Ma credo che “Boris” metta alla berlina, tra l’altro con un afflato malinconico da “è così e potrebbe essere diverso, ma probabilmente è troppo tardi”, qualcosa in più delle idiosincrasie e assurdità di un settore artistico-produttivo.

L’ultima puntata della prima stagione si conclude con il regista (interpretato da un magnifico Francesco Pannofino, in un ruolo che definire iconico è dire ben poco) che, uscendo dall’ennesima giornata di lavoro sul set accompagnato dallo stagista di regia (la cosa più vicina a un protagonista che ci sia nella serie, Alessandro Tiberi), scopre di essere stato derubato del proprio motorino, commentando soltanto: “Che paese...”. La successiva scena di Alessandro, lo stagista, alla guida del proprio motorino con alle spalle René, il regista, che tiene in mano il sacchetto di plastica pieno d’acqua con dentro Boris (pesciolino rosso porta fortuna, simbolo della serie stessa) è un’immagine deprimente ma anche simbolica di una comunità-paese che si arrabatta, che cerca solo di tornare a casa alla fine della giornata e di farlo salvando ciò che più ha di prezioso: la passione.

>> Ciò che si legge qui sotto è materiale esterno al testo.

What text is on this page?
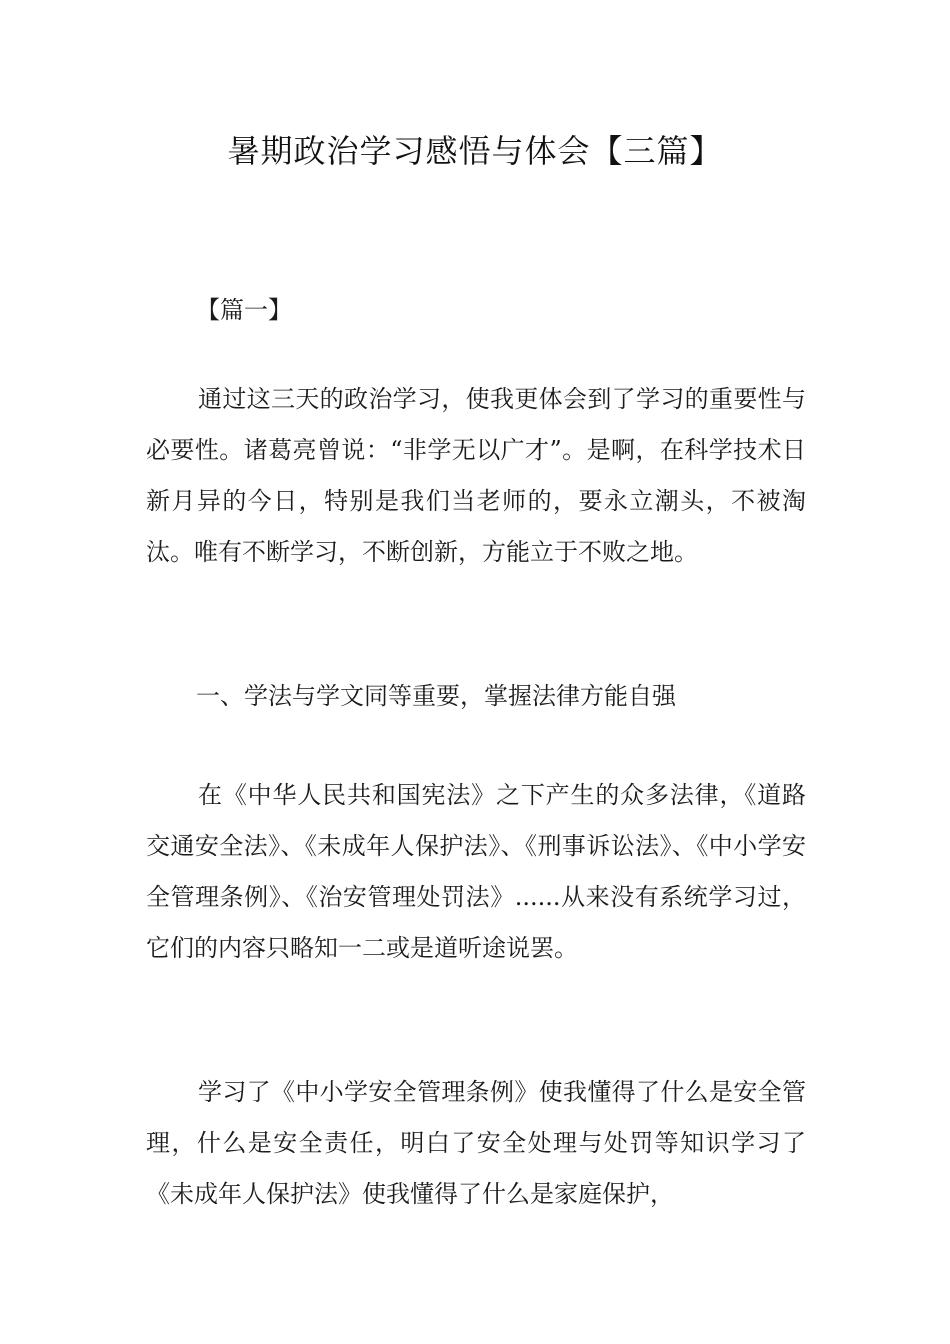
暑期政治学习感悟与体会【三篇】

【篇一】

通过这三天的政治学习，使我更体会到了学习的重要性与必要性。诸葛亮曾说：“非学无以广才”。是啊，在科学技术日新月异的今日，特别是我们当老师的，要永立潮头，不被淘汰。唯有不断学习，不断创新，方能立于不败之地。

一、学法与学文同等重要，掌握法律方能自强

在《中华人民共和国宪法》之下产生的众多法律，《道路交通安全法》、《未成年人保护法》、《刑事诉讼法》、《中小学安全管理条例》、《治安管理处罚法》......从来没有系统学习过，它们的内容只略知一二或是道听途说罢。

学习了《中小学安全管理条例》使我懂得了什么是安全管理，什么是安全责任，明白了安全处理与处罚等知识学习了《未成年人保护法》使我懂得了什么是家庭保护，
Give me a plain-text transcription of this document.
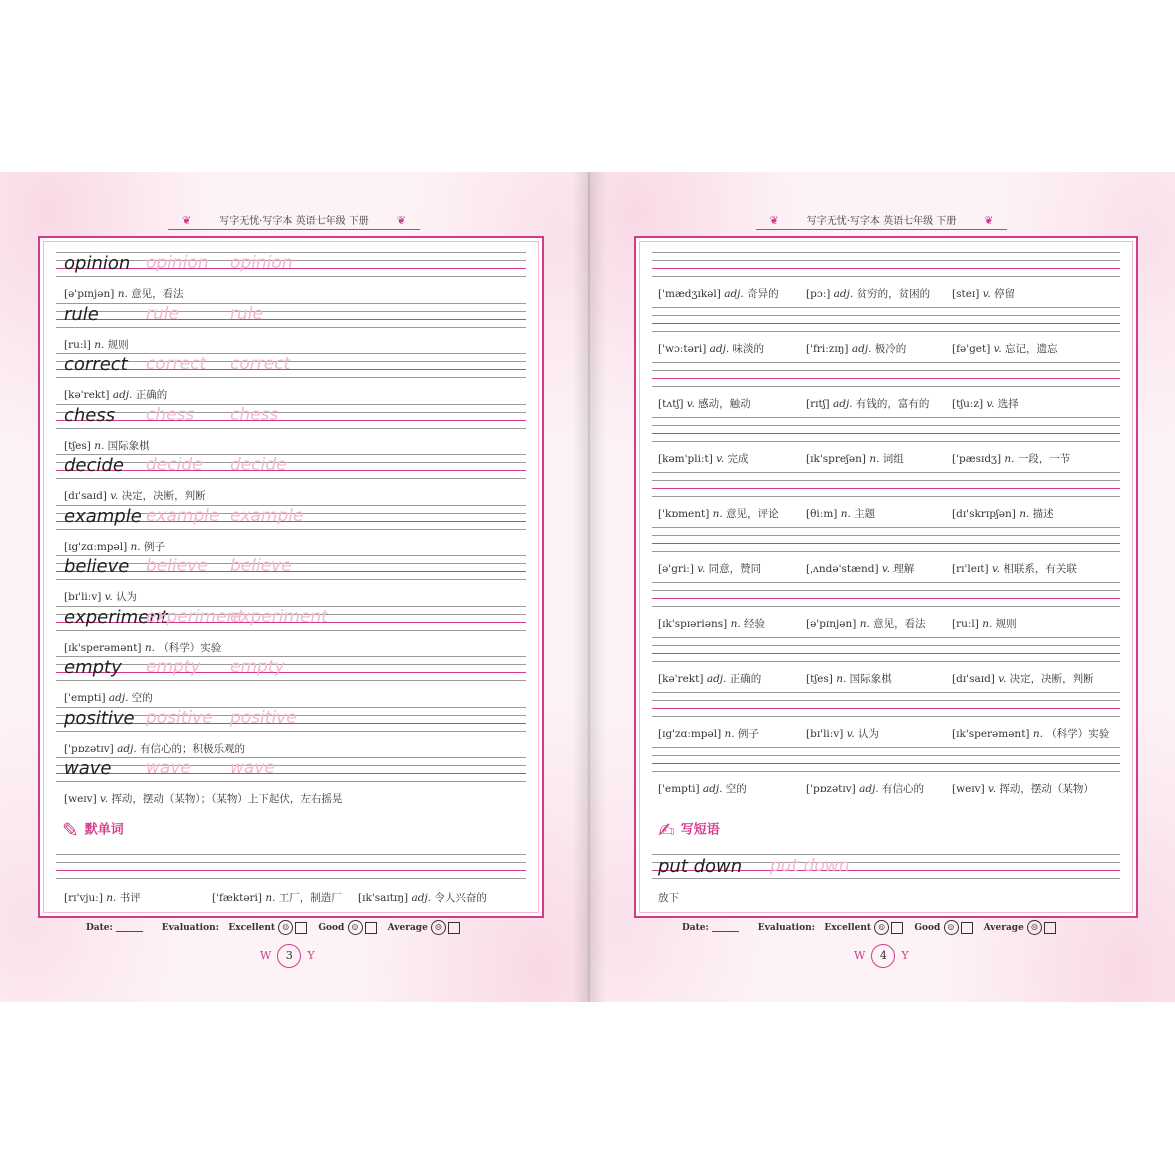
❦	写字无忧·写字本 英语七年级 下册	❦
opinion opinion opinion
[ə'pɪnjən] n. 意见，看法
rule	rule	rule
[ruːl] n. 规则
correct correct correct
[kə'rekt] adj. 正确的
chess chess chess
[tʃes] n. 国际象棋
decide decide decide
[dɪ'saɪd] v. 决定，决断，判断
example example example
[ɪg'zɑːmpəl] n. 例子
believe believe believe
[bɪ'liːv] v. 认为
experiment
experiment
experiment
[ɪk'sperəmənt] n. （科学）实验
empty empty empty
['empti] adj. 空的
positive positive positive
['pɒzətɪv] adj. 有信心的；积极乐观的
wave wave wave
[weɪv] v. 挥动，摆动（某物）；（某物）上下起伏，左右摇晃
✎ 默单词
[rɪ'vjuː] n. 书评	['fæktəri] n. 工厂，制造厂 [ɪk'saɪtɪŋ] adj. 令人兴奋的
Date: ______ Evaluation: Excellent ☺	Good ☺	Average ☹
W 3 Y
❦	写字无忧·写字本 英语七年级 下册	❦
['mædʒɪkəl] adj. 奇异的	[pɔː] adj. 贫穷的，贫困的 [steɪ] v. 停留
['wɔːtəri] adj. 味淡的	['friːzɪŋ] adj. 极冷的	[fə'get] v. 忘记，遗忘
[tʌtʃ] v. 感动，触动	[rɪtʃ] adj. 有钱的，富有的 [tʃuːz] v. 选择
[kəm'pliːt] v. 完成	[ɪk'spreʃən] n. 词组	['pæsɪdʒ] n. 一段，一节
['kɒment] n. 意见，评论	[θiːm] n. 主题	[dɪ'skrɪpʃən] n. 描述
[ə'griː] v. 同意，赞同	[ˌʌndə'stænd] v. 理解	[rɪ'leɪt] v. 相联系，有关联
[ɪk'spɪəriəns] n. 经验	[ə'pɪnjən] n. 意见，看法	[ruːl] n. 规则
[kə'rekt] adj. 正确的	[tʃes] n. 国际象棋	[dɪ'saɪd] v. 决定，决断，判断
[ɪg'zɑːmpəl] n. 例子	[bɪ'liːv] v. 认为	[ɪk'sperəmənt] n. （科学）实验
['empti] adj. 空的	['pɒzətɪv] adj. 有信心的	[weɪv] v. 挥动，摆动（某物）
✍ 写短语
put down put down
放下
Date: ______ Evaluation: Excellent ☺	Good ☺	Average ☹
W 4 Y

Inespressa, martoriata, umiliata… ma anche bruciante, e viva. Il motore delle nostre vite.

Credo sia una fotografia affascinante (e un po’ triste) di quello che siamo noi italiani, e di quello che abbiamo dimostrato essere nelle ultime settimane caratterizzate da una crisi politica che oltre a essere improvvida risulta anche a molti incomprensibile; citare una delle ultime battute della serie (“Questa è l’Italia del futuro: un paese di musichette, mentre fuori c’è la morte”) sarebbe parso, forse, troppo forte.

“Boris” ritornerà, quindi, probabilmente in autunno. E tornerà a parlare (almeno spero) di come siamo, tutti e senza peli sulla lingua, e senza paura di nessuno perché in fondo ci conosciamo benissimo, anche se a volte non ci piace ammetterlo. Un nuovo quadro delirante ed esilarante, di una natura morta sempre identica a se stessa.